Wait, but stop sulfasalazine? Why? They say you can continue the IL-six inhibitor if it seems to be appropriate. Otherwise, if you have a documented infection, they say stop everything. That looks good on paper, but recognize many of the drugs that you're talking about stopping here are drugs that have very long half lives.

It's gonna take three to twelve weeks to get that drug out of their system. By then, they'll are going to be over this problem or not doing all that well. Again, the detrimental effect of continuing a DMARD, an immunosuppressant like azathioprine or mycophenolate, a biologic like a TNF inhibitor or an IL-six inhibitor, or even a JAK inhibitor is really not known in these situations. We do know those drugs work. If they are really helping patients who are otherwise a mess, I would be in favor of continuing it, but it's obviously going be a case by case consideration.

Again, methotrexate is not an immunosuppressive drug, not in the doses we use. It's a powerful anti inflammatory. You can say that about most of the drugs that we use. I mean, do you really want to get your patients all worked up that they're on immunosuppressives and they have the sword of Damocles hanging over their head? It's not true.

It's not going to be true. But yet, as much as I might be permissive in my thoughts about methotrexate, methotrexate, rituximab, clearly blunts, humoral responses when giving vaccines. And maybe that's a reason to hold methotrexate. It's reasonable to hold those drugs, the biologics, the immunosuppressants, maybe methotrexate in patients who are just admitted to the hospital and therapy is being begun or they're observing the patient. You could be off these drugs for two, three, four weeks and probably not suffer much in the way of a decline in their health or worsening of their inflammation, which will add to their COVID problem.

So again, I think this is a difficult scenario. I think we're going to learn more as time goes on. I could have put in here more information this week about two new reports about hydroxychloroquine, one showing it doesn't work, one suggesting it might could work. But these are preliminary pre releases. The I I need to see the full paper before we start to review those.

Look for that in upcoming reports here on RheumNow.

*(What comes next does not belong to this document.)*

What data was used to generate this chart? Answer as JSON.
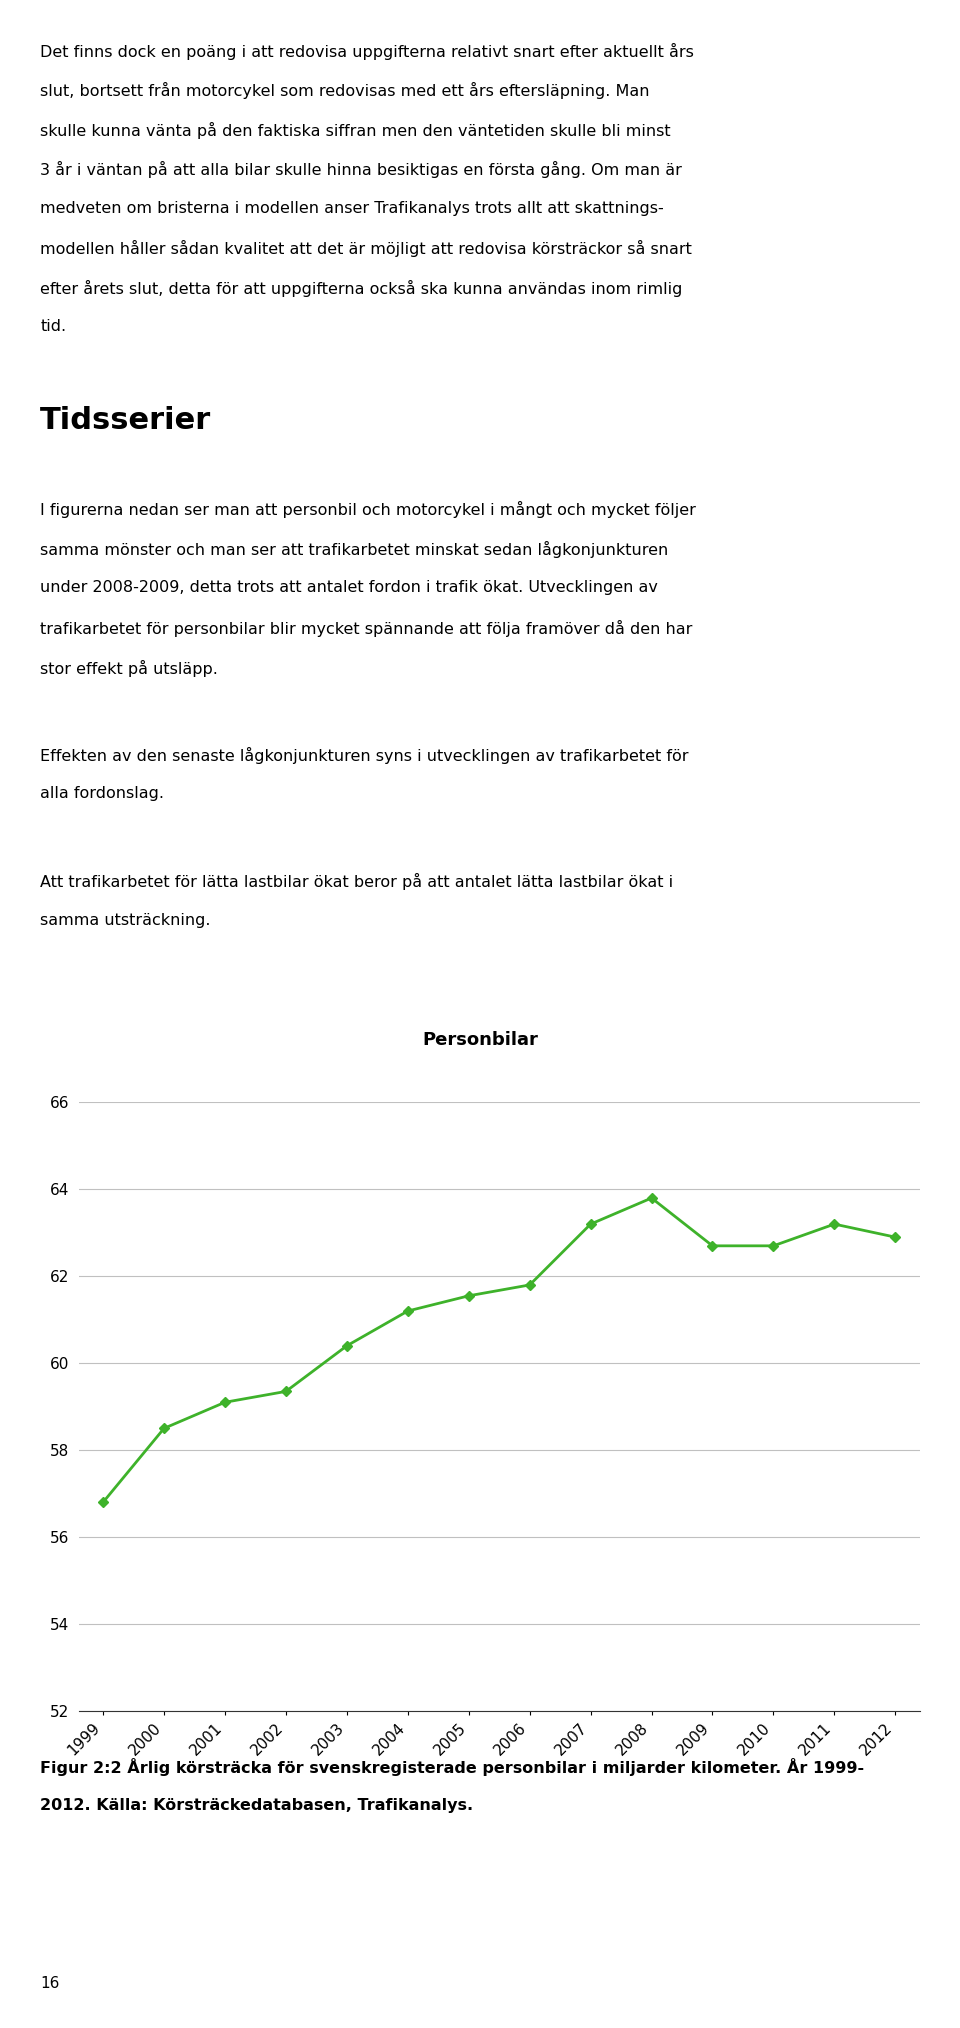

Go to the website. Check out these citations and more. We'll talk to you next week on rheumnow.com. Take care of yourselves.

Make sure everybody is wearing the mask. Where's the mask? I had a mask around here. Here it is. Make sure everybody wears the mask.

Yell at people who don't wear a mask. The death rates are just going, like, doubling every five days. 04/10, it was nine thousand deaths in The United States. 04/14 no. It was four five nine thousand deaths.

04/10, it was nineteen thousand deaths. Today, the seventeenth, it's over twenty eight thousand deaths. It's gigantic, and yet people are walking around without a mask. You need to lead. Take care.